- Sykia Location within Greece
- Coordinates: 39°49.8′N 22°3.2′E﻿ / ﻿39.8300°N 22.0533°E
- Country: Greece
- Administrative region: Thessaly
- Regional unit: Larissa
- Municipality: Elassona
- Municipal unit: Potamia

Area
- • Community: 36.806 km^{2} (14.211 sq mi)
- Elevation: 199 m (653 ft)

Population (2021)
- • Community: 497
- • Density: 13.5/km^{2} (35.0/sq mi)
- Time zone: UTC+2 (EET)
- • Summer (DST): UTC+3 (EEST)
- Postal code: 402 00
- Area code: +30-2493
- Vehicle registration: PI

= Sykia, Larissa =

Sykia (Συκιά, /el/) is a village and a community of the Elassona municipality. Before the 2011 local government reform it was a part of the municipality of Potamia, of which it was a municipal district.
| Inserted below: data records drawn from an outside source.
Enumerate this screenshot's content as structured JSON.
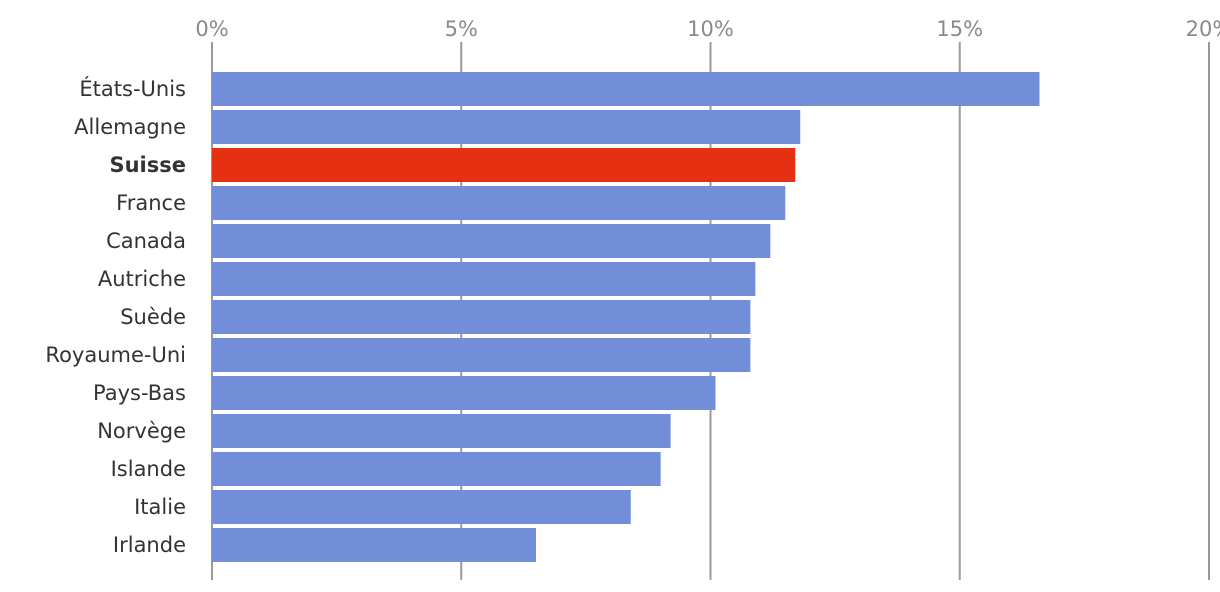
{
  "chart_data": {
    "type": "bar",
    "orientation": "horizontal",
    "title": "",
    "xlabel": "",
    "ylabel": "",
    "xlim": [
      0,
      20
    ],
    "x_ticks": [
      0,
      5,
      10,
      15,
      20
    ],
    "x_tick_labels": [
      "0%",
      "5%",
      "10%",
      "15%",
      "20%"
    ],
    "grid": true,
    "legend": "none",
    "colors": {
      "default": "#728ed9",
      "highlight": "#e63012"
    },
    "categories": [
      "États-Unis",
      "Allemagne",
      "Suisse",
      "France",
      "Canada",
      "Autriche",
      "Suède",
      "Royaume-Uni",
      "Pays-Bas",
      "Norvège",
      "Islande",
      "Italie",
      "Irlande"
    ],
    "values": [
      16.6,
      11.8,
      11.7,
      11.5,
      11.2,
      10.9,
      10.8,
      10.8,
      10.1,
      9.2,
      9.0,
      8.4,
      6.5
    ],
    "highlight": [
      "Suisse"
    ]
  }
}
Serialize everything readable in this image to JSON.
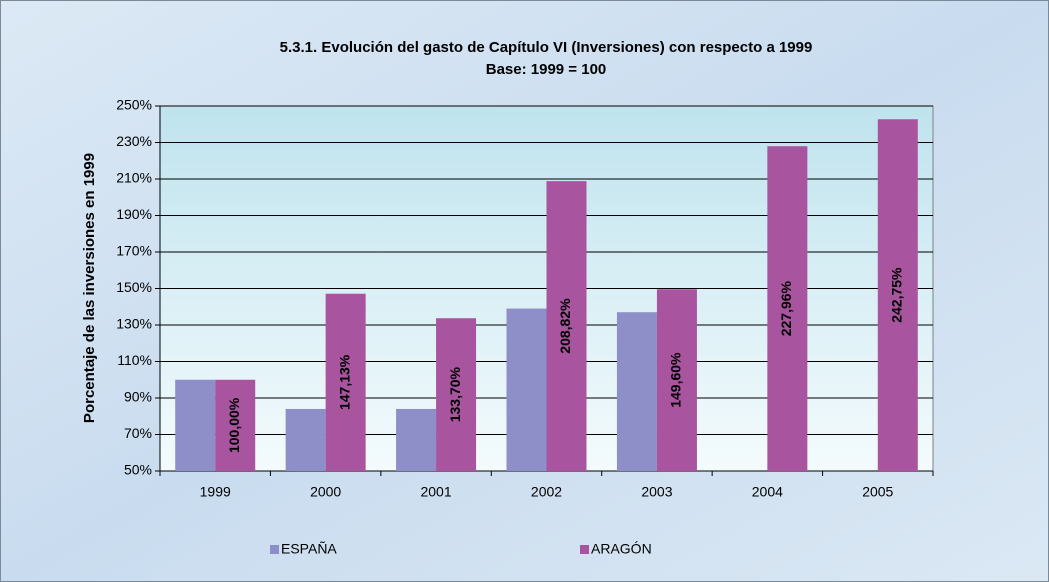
{
  "chart_data": {
    "type": "bar",
    "title": "5.3.1. Evolución del gasto de Capítulo VI (Inversiones) con respecto a 1999",
    "subtitle": "Base: 1999 = 100",
    "y_label": "Porcentaje de las inversiones en 1999",
    "categories": [
      "1999",
      "2000",
      "2001",
      "2002",
      "2003",
      "2004",
      "2005"
    ],
    "series": [
      {
        "name": "ESPAÑA",
        "color": "#8e8ec8",
        "values": [
          100,
          84,
          84,
          139,
          137,
          null,
          null
        ]
      },
      {
        "name": "ARAGÓN",
        "color": "#a8549e",
        "values": [
          100,
          147.13,
          133.7,
          208.82,
          149.6,
          227.96,
          242.75
        ],
        "value_labels": [
          "100,00%",
          "147,13%",
          "133,70%",
          "208,82%",
          "149,60%",
          "227,96%",
          "242,75%"
        ]
      }
    ],
    "ylim": [
      50,
      250
    ],
    "yticks": [
      {
        "value": 50,
        "label": "50%"
      },
      {
        "value": 70,
        "label": "70%"
      },
      {
        "value": 90,
        "label": "90%"
      },
      {
        "value": 110,
        "label": "110%"
      },
      {
        "value": 130,
        "label": "130%"
      },
      {
        "value": 150,
        "label": "150%"
      },
      {
        "value": 170,
        "label": "170%"
      },
      {
        "value": 190,
        "label": "190%"
      },
      {
        "value": 210,
        "label": "210%"
      },
      {
        "value": 230,
        "label": "230%"
      },
      {
        "value": 250,
        "label": "250%"
      }
    ],
    "grid": true
  }
}
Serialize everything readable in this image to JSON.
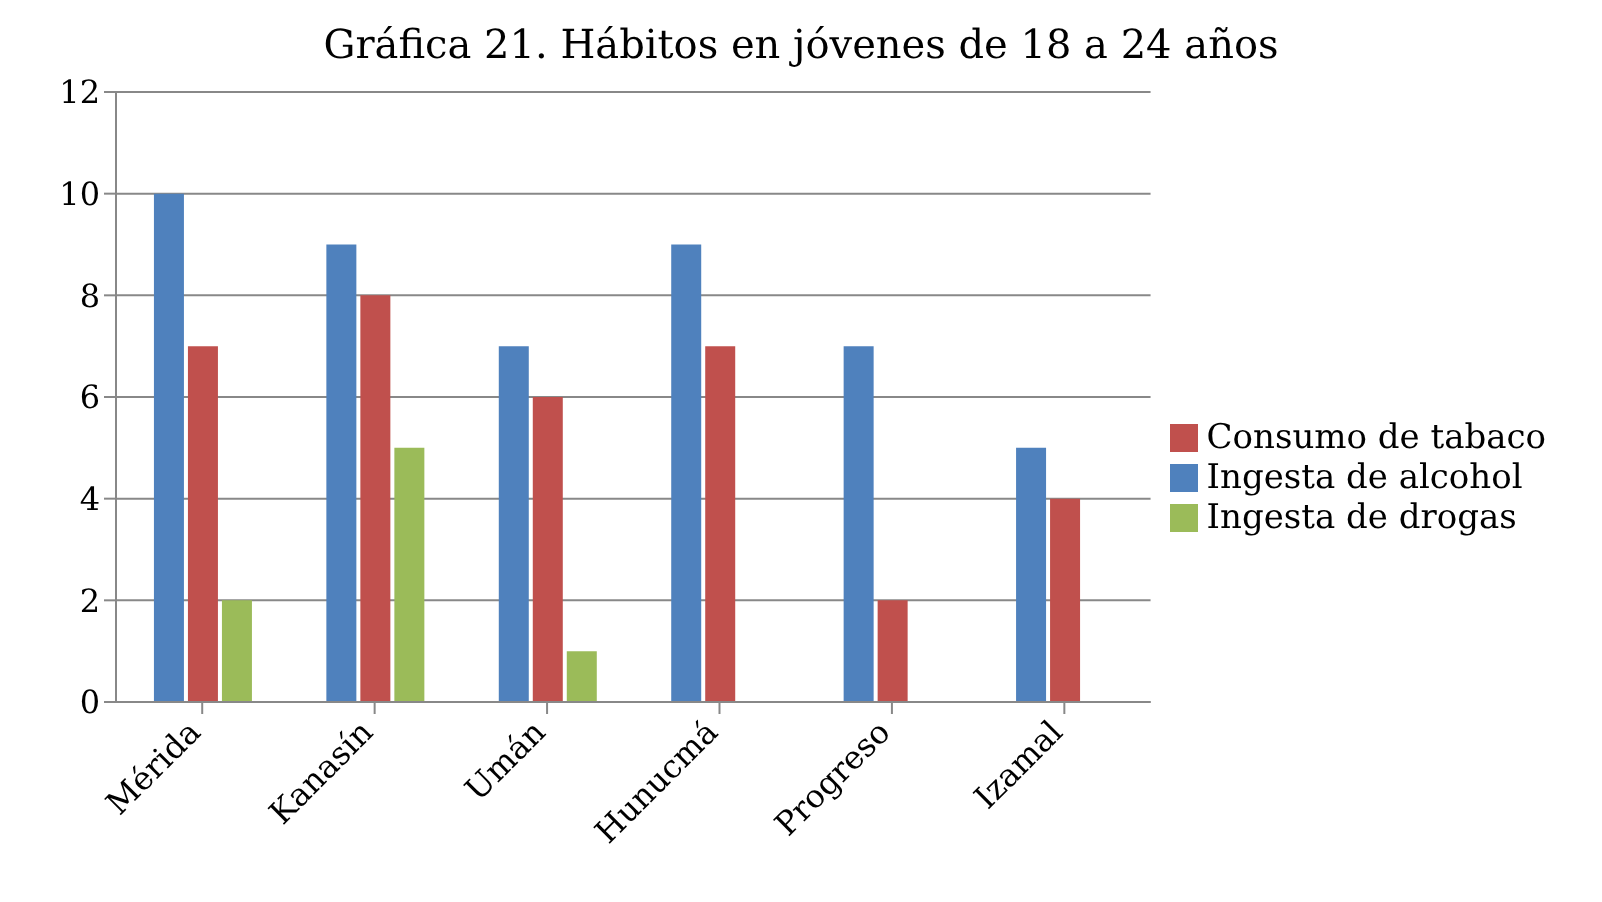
{
  "chart_data": {
    "type": "bar",
    "title": "Gráfica 21. Hábitos en jóvenes de 18 a 24 años",
    "categories": [
      "Mérida",
      "Kanasín",
      "Umán",
      "Hunucmá",
      "Progreso",
      "Izamal"
    ],
    "series": [
      {
        "name": "Ingesta de alcohol",
        "color": "#4f81bd",
        "values": [
          10,
          9,
          7,
          9,
          7,
          5
        ]
      },
      {
        "name": "Consumo de tabaco",
        "color": "#c0504d",
        "values": [
          7,
          8,
          6,
          7,
          2,
          4
        ]
      },
      {
        "name": "Ingesta de drogas",
        "color": "#9bbb59",
        "values": [
          2,
          5,
          1,
          0,
          0,
          0
        ]
      }
    ],
    "ylim": [
      0,
      12
    ],
    "yticks": [
      0,
      2,
      4,
      6,
      8,
      10,
      12
    ],
    "grid": "y",
    "legend": "right"
  }
}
The community of Sykia covers an area of 36.806 km^{2}.

==Administrative division==
The community of Sykia consists of two settlements:
- Kalyvia Analipseos and
- Sykia.

==Economy==
The population of Sykia is occupied in animal husbandry and agriculture (tobacco, viticulture and olivess).